In most of our work, dating back to 2000, we have adopted the use of muramyl dipeptide (N-acetyl-glucosamine-3-yl-acetyl L-alanyl-D-isoglutamine [nor-MDP]) as an adjuvant as it was used in a WHO vaccine. Nor-MDP, a ubiquitous constituent of bacterial cell walls, is recognized by APCs and activates many different cell types, including macrophages, leukocytes, mastocytes, endothelial cells and fibroblasts, inducing the secretion of cytokines such as IL-1, B-cell growth factor and fibroblast-activating factor. The muramyl dipeptide, when emulsified in a squalene-in-water emulsion ISA 720 (SEPPIC, Paris, France), preferentially activates the humoral arm of the immune system.
Advantages of Active Immunotherapy
The final puzzle is solved by vaccination with the chimeric immunogen that will elicit endogenous production of high-titer anti-HER-2 polyclonal antibodies.
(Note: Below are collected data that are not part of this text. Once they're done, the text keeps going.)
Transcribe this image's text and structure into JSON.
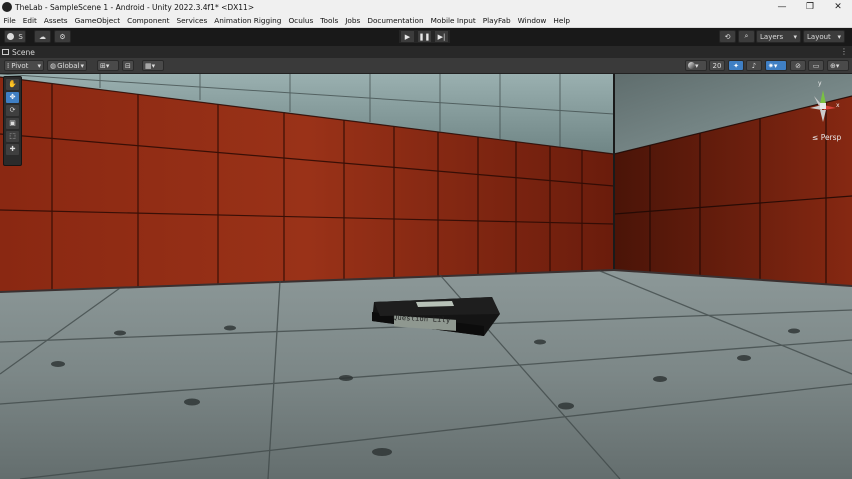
{
  "window": {
    "title": "TheLab - SampleScene 1 - Android - Unity 2022.3.4f1* <DX11>",
    "controls": [
      "—",
      "❐",
      "✕"
    ]
  },
  "menu": [
    "File",
    "Edit",
    "Assets",
    "GameObject",
    "Component",
    "Services",
    "Animation Rigging",
    "Oculus",
    "Tools",
    "Jobs",
    "Documentation",
    "Mobile Input",
    "PlayFab",
    "Window",
    "Help"
  ],
  "toolbar": {
    "account_label": "S",
    "layers_label": "Layers",
    "layout_label": "Layout",
    "play_glyph": "▶",
    "pause_glyph": "❚❚",
    "step_glyph": "▶|",
    "history_glyph": "⟲",
    "search_glyph": "⌕",
    "cloud_glyph": "☁",
    "gear_glyph": "⚙",
    "dropdown_glyph": "▾"
  },
  "scene_tab": {
    "label": "Scene",
    "pivot_label": "Pivot",
    "global_label": "Global",
    "camera_speed": "20",
    "persp_label": "Persp",
    "gizmo_axes": {
      "y": "y",
      "x": "x"
    }
  },
  "tool_icons": [
    "✋",
    "✥",
    "⟳",
    "▣",
    "⬚",
    "✚"
  ],
  "cassette_label": "Question Lily",
  "colors": {
    "titlebar": "#f0f0f0",
    "editor_bg": "#191919",
    "wall_red": "#8e2a14",
    "floor": "#7f8a89",
    "accent_blue": "#3f7fc4"
  }
}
Such polyclonal antibodies may effectively inhibit function of the target molecule without the risk of tumor escape, as may occur with a mAb directed at a single epitope. The goal of the strategy is active specific immunotherapy providing prolonged therapeutic benefit by eliciting antibodies that could delay, prevent and/or eradicate tumor growth and metastasis with potentially increased efficacy and the generation of immunologic memory. Additional advantages include the avoidance of the need for multiple and expensive infusions that usually lead to severe toxicities.
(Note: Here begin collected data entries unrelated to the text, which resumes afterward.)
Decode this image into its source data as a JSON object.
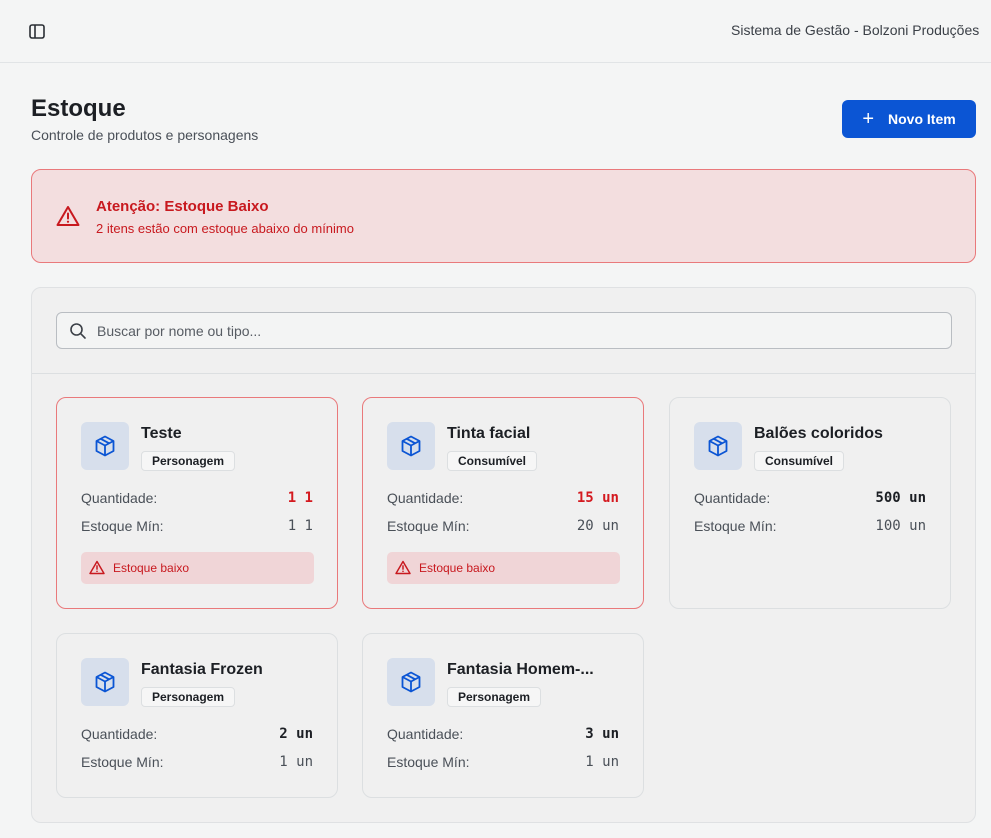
{
  "header": {
    "app_title": "Sistema de Gestão - Bolzoni Produções"
  },
  "page": {
    "title": "Estoque",
    "subtitle": "Controle de produtos e personagens",
    "new_button_label": "Novo Item"
  },
  "alert": {
    "title": "Atenção: Estoque Baixo",
    "text": "2 itens estão com estoque abaixo do mínimo"
  },
  "search": {
    "placeholder": "Buscar por nome ou tipo...",
    "value": ""
  },
  "labels": {
    "quantity": "Quantidade:",
    "min_stock": "Estoque Mín:",
    "low_stock": "Estoque baixo"
  },
  "items": [
    {
      "name": "Teste",
      "type": "Personagem",
      "quantity": "1 1",
      "min": "1 1",
      "low": true
    },
    {
      "name": "Tinta facial",
      "type": "Consumível",
      "quantity": "15 un",
      "min": "20 un",
      "low": true
    },
    {
      "name": "Balões coloridos",
      "type": "Consumível",
      "quantity": "500 un",
      "min": "100 un",
      "low": false
    },
    {
      "name": "Fantasia Frozen",
      "type": "Personagem",
      "quantity": "2 un",
      "min": "1 un",
      "low": false
    },
    {
      "name": "Fantasia Homem-...",
      "type": "Personagem",
      "quantity": "3 un",
      "min": "1 un",
      "low": false
    }
  ],
  "colors": {
    "accent": "#0b55d4",
    "danger": "#c8191f",
    "alert_bg": "#f3dedf",
    "icon_bg": "#d7dfec"
  }
}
The advantage of active immunotherapy over passive immunotherapy with mAbs, such as trastuzumab, pertuzumab and bevacizumab, is a fundamental aspect of our work. The half-life of IgG, administered intravenously, can range from 5 to 21 days. Thus, repeated treatments with trastuzumab are necessary – patients typically receive the mAb every 3 weeks. The repeated treatment with trastuzumab raises the cost of passive immunotherapy with this mAb to approximately US$140,000 per year.